The fact you cannot objectively prove your religious beliefs means they hold no value to someone who doesn't believe them. And by bringing religious beliefs as consideration into public policy you are forcing your belief on that person because they exist in a public capacity. This is literally the main reason pilgrims came to America and it's literally one of the reasons America started a revolution against England.
Secondly as a result of the unobjective nature of religious beliefs to be a free and fair society to allow for public schools to organise religious prayers means that we would have to provide prayer options for EVERY SINGLE religious beliefs there are. Most people tend to think of religion as the big three Abrahamic religions but even within all three of those most of them can't agree on how to pray correctly, what to pray for, what you can use to pray, who leads prayer, when to pray and who to pray for. Each of the big three have numerous of denominations within each one and to allow for public prayer in schools or court rooms means to cater to every single one of them, hiring the right people to do it, having all the equipment. This is logistically impossible. Your religion isn't special to anyone but you.

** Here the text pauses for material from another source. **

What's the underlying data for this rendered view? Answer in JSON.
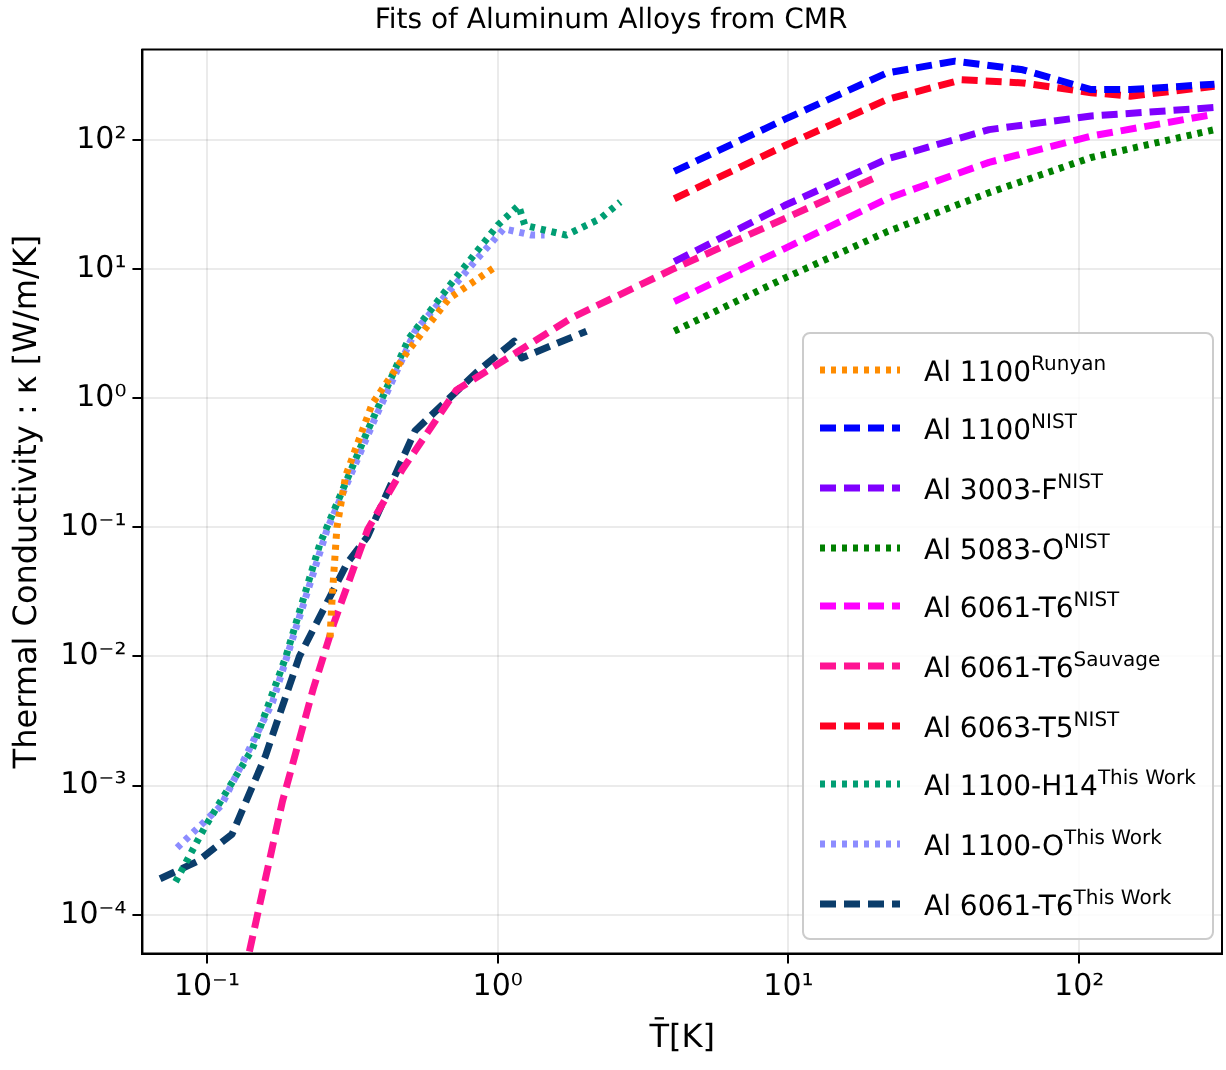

And to the point of taxes being used to fund state policies you oppose for religious reasons. What about all the bhuddists and pacifists in America who don't believe the military should be funded so greatly or even at all for their matter. Do they not matter? You aren't special, your religion isn't special to anyone but you. If the majority of American supreme court has decided they are okay with abortions you have to follow the laws you have agreed to follow by taking on the freedoms that America has given you. That's your RESPONSIBILITY since one of the debators for religiousity in state brought it up. If God can't forgive you for being forced to contribute to that then you either move to a country where they agree with you or keep quiet.
The default state of any human having been born is irreligious. Religion is taught and there is no religion that's automatically inbuilt within people. The best and fairest way to run any public institution is as an irreligious entity.